A woman shrieked his name. Some one called back in a loud whisper which penetrated through the paper shoji walls:
“The Kirishitan!”
Then he heard the pattering of hurriedsteps and the jabbering of voices. Soon he was conscious of the fact that eyes were regarding him from a dozen of wall holes. He knocked again, louder, and one within, unseen, called in insolent tone:
“Begone! The curses of Shaka upon you!”
He told himself his ears deceived him. His knowledge of Japanese confused the language surely. He knocked again, and again, each time louder. Again the voice within:
“Who is it knocks?”
He spoke distinctly in pure Japanese.
“I am Verley-sama, your daughter’s husband. I have come to seek my wife.”
There was silence, and then:
“We do not understand your language.”
He repeated his words slowly, patiently, enunciating each Japanese syllable distinctly. But again came the reply:
“We do not understand.”
He recognized now the voice. It was that of the step-mother of his wife, Madame Yamada. She had some reason for her lies. He was positive she understood his Japanese.
“My words are plain,” he said. “I have come to seek my wife.”
“She is not here.” The voice was raised angrily now. “Seek elsewhere, foreign devil!”
He ignored the insult and persisted doggedly.
“Where shall I seek?”
Some one laughed jeeringly within, and then the taunting words floated out:
“Ask of the gods, priest of the evil one.”
“I ask of you,” he said hoarsely. “I shall not leave your house till you reply.”
He heard the sound as of one moving with angry and impetuous haste within, pushing whatever stood in her path aside. Madame Yamada thrust aside the sliding shoji doors and stood in the opening.
Her words were mockingly sarcastic, and she bowed with extravagance.
“In what way can the humblest one serve the mightiest?”
“My wife?” he demanded. “Speak, woman, where is she!”
She smiled inscrutably, but as he went nearer to her the sneering lines about her face deepened, revealing all her bitter detestation of the Kirishitan.
“You will be punished if you have injured her,” he said.
“What will the wise and mighty Excellency do?”
“I will have you arrested. You will be forced to answer.”
“So!”
She drew in her breath with the hissingsound peculiar to the Japanese. Then she drew the skirt of her kimona closely about her, and turned to re-enter the house. He caught and held her by the sleeve and then she stood still, her eyes half closed.
“Answer me!” he cried.
“It is not I who am the keeper of the outcast. You come to the wrong house, sei-yo-gin. Seek elsewhere.”

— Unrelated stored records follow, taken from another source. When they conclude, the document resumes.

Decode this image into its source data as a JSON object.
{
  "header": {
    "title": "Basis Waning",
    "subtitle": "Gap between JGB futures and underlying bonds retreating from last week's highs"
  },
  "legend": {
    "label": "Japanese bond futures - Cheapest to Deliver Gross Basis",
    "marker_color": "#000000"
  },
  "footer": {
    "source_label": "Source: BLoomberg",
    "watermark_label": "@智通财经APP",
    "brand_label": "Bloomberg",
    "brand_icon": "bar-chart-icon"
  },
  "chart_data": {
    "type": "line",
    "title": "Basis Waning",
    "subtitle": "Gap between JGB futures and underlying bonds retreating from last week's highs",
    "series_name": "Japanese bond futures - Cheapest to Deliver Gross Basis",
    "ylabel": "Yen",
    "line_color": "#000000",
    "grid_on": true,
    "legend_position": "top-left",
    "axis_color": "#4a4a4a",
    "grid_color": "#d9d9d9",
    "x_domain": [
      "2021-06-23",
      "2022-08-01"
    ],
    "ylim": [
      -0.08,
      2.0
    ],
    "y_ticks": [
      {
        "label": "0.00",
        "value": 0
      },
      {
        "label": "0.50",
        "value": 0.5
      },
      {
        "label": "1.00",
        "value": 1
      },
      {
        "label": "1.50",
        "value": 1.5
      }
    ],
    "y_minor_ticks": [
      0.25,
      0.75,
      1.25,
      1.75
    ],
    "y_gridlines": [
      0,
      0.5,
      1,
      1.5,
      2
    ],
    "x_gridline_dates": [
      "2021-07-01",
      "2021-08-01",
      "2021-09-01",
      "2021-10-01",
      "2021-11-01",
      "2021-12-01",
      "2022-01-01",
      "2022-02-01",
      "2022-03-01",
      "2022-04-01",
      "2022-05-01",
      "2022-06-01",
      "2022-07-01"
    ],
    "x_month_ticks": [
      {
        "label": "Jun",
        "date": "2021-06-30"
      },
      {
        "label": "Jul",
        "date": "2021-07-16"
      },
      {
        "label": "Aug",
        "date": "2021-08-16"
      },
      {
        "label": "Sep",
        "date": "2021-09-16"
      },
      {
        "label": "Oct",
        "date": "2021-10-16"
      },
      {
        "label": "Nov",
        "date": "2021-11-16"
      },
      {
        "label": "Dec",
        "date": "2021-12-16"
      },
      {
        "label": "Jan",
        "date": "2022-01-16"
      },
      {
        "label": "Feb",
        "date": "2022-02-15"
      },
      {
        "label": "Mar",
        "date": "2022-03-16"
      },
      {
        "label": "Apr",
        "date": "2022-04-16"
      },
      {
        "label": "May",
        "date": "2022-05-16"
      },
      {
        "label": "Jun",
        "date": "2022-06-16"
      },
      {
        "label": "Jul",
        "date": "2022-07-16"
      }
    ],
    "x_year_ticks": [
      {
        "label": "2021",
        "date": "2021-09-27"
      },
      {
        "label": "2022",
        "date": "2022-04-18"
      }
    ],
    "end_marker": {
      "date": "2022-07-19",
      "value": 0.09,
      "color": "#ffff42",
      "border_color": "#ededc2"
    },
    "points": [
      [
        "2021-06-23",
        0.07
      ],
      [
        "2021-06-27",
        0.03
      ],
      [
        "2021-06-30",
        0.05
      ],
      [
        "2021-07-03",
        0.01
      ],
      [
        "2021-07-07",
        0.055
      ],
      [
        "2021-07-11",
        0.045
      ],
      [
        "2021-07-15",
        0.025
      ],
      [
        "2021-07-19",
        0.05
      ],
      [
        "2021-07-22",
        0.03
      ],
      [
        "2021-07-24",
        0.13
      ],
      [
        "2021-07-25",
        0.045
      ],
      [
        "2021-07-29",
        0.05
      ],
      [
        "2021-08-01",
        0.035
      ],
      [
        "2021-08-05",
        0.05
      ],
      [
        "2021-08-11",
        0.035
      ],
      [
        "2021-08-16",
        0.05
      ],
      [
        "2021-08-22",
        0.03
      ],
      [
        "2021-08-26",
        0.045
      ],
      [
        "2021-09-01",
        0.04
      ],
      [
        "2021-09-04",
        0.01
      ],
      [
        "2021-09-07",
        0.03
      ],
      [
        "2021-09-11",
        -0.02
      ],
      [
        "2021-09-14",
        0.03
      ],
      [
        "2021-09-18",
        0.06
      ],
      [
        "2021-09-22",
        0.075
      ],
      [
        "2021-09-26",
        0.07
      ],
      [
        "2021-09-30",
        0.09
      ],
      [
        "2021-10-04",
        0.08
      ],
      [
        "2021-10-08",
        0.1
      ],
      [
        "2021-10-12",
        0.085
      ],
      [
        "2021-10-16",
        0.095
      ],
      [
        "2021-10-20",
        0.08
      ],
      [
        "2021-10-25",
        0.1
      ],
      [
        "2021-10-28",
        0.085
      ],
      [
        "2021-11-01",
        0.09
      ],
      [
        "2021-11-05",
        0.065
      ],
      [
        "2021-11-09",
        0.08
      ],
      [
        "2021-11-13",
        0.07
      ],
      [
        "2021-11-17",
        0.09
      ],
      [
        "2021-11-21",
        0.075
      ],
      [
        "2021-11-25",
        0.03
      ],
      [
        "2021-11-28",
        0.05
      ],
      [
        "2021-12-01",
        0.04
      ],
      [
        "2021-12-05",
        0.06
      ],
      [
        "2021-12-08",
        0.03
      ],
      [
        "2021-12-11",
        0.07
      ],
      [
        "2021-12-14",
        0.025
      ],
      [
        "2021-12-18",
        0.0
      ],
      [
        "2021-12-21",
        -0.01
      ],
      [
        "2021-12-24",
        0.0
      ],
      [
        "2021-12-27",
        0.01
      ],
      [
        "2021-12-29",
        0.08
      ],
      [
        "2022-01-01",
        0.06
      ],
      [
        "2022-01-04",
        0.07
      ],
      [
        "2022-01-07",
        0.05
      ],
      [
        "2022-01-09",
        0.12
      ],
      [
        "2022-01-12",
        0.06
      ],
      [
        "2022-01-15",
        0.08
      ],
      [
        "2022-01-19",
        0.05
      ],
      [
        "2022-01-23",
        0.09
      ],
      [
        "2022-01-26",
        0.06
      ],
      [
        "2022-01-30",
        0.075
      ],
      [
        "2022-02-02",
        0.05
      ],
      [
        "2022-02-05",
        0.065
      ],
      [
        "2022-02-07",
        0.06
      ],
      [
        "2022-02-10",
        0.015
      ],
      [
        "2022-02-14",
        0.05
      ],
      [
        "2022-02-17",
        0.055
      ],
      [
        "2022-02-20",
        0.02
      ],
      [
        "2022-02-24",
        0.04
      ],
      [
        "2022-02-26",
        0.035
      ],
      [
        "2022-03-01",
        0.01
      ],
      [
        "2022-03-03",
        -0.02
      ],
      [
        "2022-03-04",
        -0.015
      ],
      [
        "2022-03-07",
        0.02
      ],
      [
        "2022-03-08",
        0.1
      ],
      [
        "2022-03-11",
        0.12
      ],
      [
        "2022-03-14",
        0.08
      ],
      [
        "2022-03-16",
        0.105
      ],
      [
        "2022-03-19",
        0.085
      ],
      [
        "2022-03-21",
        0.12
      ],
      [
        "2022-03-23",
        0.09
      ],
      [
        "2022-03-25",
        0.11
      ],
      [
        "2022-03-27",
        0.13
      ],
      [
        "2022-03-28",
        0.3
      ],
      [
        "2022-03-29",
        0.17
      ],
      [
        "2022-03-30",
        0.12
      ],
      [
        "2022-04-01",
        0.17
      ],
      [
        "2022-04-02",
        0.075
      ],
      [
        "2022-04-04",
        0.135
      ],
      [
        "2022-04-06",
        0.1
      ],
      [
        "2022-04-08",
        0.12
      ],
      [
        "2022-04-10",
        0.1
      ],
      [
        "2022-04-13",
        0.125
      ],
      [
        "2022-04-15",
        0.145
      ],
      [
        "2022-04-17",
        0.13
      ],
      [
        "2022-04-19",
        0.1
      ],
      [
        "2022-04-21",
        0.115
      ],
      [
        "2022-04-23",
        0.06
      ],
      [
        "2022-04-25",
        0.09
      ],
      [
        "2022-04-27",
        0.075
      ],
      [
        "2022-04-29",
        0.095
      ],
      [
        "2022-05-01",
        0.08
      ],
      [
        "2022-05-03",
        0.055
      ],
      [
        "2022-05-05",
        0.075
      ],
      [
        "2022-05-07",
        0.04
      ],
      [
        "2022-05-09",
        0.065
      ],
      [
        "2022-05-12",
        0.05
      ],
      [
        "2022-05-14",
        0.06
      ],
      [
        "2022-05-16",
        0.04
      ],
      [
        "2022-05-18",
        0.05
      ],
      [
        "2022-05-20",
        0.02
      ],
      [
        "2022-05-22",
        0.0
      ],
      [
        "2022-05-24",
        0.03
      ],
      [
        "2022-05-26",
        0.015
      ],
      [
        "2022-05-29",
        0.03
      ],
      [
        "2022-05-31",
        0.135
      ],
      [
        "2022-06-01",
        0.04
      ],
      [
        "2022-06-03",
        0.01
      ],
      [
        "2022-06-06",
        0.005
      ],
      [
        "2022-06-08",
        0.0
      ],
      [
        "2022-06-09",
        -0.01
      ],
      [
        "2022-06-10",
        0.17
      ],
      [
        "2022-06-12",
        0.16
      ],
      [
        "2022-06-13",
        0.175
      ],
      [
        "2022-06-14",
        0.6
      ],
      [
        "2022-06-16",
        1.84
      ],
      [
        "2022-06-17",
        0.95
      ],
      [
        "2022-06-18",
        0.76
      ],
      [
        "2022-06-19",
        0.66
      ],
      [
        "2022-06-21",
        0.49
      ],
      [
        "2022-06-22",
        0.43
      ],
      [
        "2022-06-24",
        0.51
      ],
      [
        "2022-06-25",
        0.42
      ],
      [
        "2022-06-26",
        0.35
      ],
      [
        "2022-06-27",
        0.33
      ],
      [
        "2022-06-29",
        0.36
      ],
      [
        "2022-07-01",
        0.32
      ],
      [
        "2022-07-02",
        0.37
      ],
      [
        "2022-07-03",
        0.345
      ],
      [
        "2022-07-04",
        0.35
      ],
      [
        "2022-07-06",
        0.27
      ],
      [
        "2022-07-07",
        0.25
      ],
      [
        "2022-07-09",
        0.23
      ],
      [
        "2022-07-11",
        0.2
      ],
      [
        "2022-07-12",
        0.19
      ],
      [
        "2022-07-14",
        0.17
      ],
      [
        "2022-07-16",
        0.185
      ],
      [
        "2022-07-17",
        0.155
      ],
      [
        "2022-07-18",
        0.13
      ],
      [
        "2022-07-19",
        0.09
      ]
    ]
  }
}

Still he held her, and she could not free herself, though she made effort to do so. Thus held, in angry durance she stood.
“You are her mother-in-law. You know where she is. I will not release you till you speak.”
“Go to Okido-sama, the Nakoda,” she said sullenly.
“Okido-sama?”
“He knows!” said she.
He let her arm go and she, free, pushed the shoji viciously closed, attempting to crush his hand in the opening.
“Okido-sama!” he repeated thoughtfully, “Okido-sama, the Nakoda!”